FCP-2 problem
Robert Snively
rsnively at Brocade.COM
Wed Jun 14 14:02:40 PDT 2000
* From the T10 Reflector (t10 at t10.org), posted by:
* Robert Snively <rsnively at Brocade.COM>
*
Proposed solutions:
BALDWIN:
> I think a good solution is for the target to release all resources
> associated with the old command with OX_ID = n (which the target
> believes has been completed), when it gets a new OX_ID = n
> frame in with
> a new command (R_CTL = 6). The reuse of the OX_ID by the
> initiator is a
> confirmation that the old command has been completed. Since
> the target
> and initiator both think the old exchange is complete, this should be
> sufficient confirmation to get rid of the old information in
> the target.
McGRATH:
>
> This is why I always advocate a simple, brute force error
> recovery whenever
> possible. Specifically, the immediate reuse of OX_ID
> appears to be a very
> bad policy to follow. Normally a window of values is
> established precisely
> to avoid these sorts of problems. So another solution is to
> make sure you
> do not reuse an OX_ID until you are really sure that this
> sort of problem
> cannot occur. In this case, using two values in alteration
> would work OK.
> In general use N+1 values if you want N commands outstanding
> at a time (and
> in practice me, being paranoid, would use N+m, where m is >1
> to add some
> extra margin for strange situations I am too stupid to foresee).
>
BINFORD:
> If my memory serves, SRR is FCP specific (i.e. an FC-4 link service,
> not a generic ELS). As such, it is reasonable to put FCP specific
> hooks in. The root problem is incorrect identification of the SCSI
> task to retransmit data on behalf of. It is being misinterpreted
> because of an alias of the task tag (i.e. the OX_ID). We could add
> Command Reference Number and LUN to the SRR request payload to avoid
> the alias problem. Of course this has two drawbacks:
> - requires use of CRN (otherwise not needed if single threaded I/O)
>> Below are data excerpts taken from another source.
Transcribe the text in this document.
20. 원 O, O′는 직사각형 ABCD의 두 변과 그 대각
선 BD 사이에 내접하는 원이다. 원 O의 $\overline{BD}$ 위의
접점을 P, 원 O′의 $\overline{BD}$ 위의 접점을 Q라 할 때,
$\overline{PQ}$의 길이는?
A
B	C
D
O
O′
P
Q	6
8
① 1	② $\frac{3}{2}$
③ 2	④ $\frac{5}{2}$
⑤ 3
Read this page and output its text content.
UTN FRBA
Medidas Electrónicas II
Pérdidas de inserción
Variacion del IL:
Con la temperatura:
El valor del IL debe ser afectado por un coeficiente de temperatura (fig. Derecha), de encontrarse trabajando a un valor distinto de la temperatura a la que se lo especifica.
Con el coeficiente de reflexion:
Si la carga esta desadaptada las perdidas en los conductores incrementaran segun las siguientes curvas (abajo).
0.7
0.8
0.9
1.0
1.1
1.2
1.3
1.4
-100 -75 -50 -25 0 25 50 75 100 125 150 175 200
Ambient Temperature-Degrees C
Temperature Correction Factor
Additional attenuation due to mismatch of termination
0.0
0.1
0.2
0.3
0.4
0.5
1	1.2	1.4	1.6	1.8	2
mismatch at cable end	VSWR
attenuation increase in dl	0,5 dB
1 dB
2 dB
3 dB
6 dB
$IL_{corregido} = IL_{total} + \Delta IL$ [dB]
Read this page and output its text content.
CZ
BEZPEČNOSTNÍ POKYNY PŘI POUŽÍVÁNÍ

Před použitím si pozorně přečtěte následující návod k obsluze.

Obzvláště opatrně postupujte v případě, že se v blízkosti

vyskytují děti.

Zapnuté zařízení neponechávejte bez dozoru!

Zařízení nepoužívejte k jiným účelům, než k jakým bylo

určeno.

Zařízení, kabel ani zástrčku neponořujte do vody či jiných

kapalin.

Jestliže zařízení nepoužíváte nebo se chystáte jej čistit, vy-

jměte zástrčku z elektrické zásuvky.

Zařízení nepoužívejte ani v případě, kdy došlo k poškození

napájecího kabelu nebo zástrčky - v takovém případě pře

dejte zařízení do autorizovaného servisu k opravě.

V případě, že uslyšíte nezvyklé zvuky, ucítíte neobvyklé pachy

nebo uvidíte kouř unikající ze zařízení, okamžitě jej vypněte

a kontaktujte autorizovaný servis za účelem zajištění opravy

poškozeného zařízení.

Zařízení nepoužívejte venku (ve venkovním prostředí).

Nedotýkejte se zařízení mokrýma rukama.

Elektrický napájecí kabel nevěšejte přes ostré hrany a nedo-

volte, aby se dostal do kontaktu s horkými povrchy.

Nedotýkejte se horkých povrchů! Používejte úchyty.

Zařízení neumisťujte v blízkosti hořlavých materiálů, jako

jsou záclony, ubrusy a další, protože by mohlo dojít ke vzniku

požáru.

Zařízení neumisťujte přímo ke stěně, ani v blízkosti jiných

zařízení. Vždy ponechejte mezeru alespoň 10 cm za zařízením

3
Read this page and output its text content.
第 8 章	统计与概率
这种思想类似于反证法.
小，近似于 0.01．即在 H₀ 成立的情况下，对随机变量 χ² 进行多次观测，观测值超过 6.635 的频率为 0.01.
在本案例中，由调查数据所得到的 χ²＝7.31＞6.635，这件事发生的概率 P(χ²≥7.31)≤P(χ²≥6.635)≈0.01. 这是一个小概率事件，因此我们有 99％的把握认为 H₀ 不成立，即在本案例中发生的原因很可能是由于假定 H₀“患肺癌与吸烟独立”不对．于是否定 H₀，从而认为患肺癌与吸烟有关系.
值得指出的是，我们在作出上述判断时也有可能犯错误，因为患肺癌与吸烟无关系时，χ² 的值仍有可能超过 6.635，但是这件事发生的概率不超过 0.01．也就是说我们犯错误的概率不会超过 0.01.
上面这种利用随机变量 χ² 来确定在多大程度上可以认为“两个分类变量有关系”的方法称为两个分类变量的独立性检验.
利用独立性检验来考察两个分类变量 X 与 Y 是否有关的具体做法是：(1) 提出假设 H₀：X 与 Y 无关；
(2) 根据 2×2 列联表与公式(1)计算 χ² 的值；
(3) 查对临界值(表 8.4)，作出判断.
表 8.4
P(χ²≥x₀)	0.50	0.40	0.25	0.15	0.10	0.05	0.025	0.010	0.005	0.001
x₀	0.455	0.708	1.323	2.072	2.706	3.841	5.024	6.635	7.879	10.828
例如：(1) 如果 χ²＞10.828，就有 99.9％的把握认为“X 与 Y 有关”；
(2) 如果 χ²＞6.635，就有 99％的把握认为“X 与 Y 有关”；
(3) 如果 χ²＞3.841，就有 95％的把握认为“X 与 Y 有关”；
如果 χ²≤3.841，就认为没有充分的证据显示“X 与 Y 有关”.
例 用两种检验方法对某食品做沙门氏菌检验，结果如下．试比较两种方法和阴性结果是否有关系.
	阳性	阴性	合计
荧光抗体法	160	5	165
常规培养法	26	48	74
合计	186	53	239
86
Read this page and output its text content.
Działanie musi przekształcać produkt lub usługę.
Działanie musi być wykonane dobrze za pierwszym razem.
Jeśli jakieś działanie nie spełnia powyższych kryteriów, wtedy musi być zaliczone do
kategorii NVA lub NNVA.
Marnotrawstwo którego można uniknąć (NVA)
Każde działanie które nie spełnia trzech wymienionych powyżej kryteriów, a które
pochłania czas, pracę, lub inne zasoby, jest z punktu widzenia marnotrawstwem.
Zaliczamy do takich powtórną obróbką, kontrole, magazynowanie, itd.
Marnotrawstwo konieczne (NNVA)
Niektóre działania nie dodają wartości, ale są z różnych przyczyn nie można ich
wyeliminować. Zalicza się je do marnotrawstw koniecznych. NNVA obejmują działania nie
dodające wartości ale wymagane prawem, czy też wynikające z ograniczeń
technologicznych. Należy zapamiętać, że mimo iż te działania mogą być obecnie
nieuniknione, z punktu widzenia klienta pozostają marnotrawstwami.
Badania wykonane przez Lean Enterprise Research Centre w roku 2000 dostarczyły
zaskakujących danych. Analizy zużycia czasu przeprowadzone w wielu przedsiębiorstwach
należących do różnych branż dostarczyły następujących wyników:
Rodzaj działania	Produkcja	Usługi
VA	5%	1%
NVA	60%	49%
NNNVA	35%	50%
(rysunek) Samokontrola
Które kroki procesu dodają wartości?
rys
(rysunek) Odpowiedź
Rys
> - changes payload of SRR which has been stable for quite a while.
AND NOW SNIVELY:
While BS'ing about a similar problem, several things struck my
mind:
This problem requires class 3 behavior (that is probably a
good idea anyway, because the complexity of class 2 behavior
during errors, including full recovery qualifier discarding,
is pretty significant)
It requires OX_ID re-use to be relatively frequent compared with
RR_TOV (probably a bad idea anyway, as shown by Jim.)
Fortunately, OX_ID is qualified by D_ID/S_ID, so it is not
a resource scarce in bits and extended periods between reuse are
easy to achieve.
This can really only occur on operations without data transfers.
Writes trade RX_IDs during XFER_RDY. Reads trade RX_IDs during
read data transfer. So it is really only in the no data case that
you can get a case where an operation was successfully completed
without getting hit by an REC to perform a recovery before
a new command reuses the OX_ID.
As a side issue, it becomes a bit trickier if you have lots
of logical units. That increases the probability of
encountering a rapid enough turn-over of OX_IDs to
create a re-use before RR_TOV.
With this all in mind, one possible solution is to require FCP_CONF
on SCSI commands performing no data transfer in environments
performing link-level recovery with rapid OX_ID turn-over.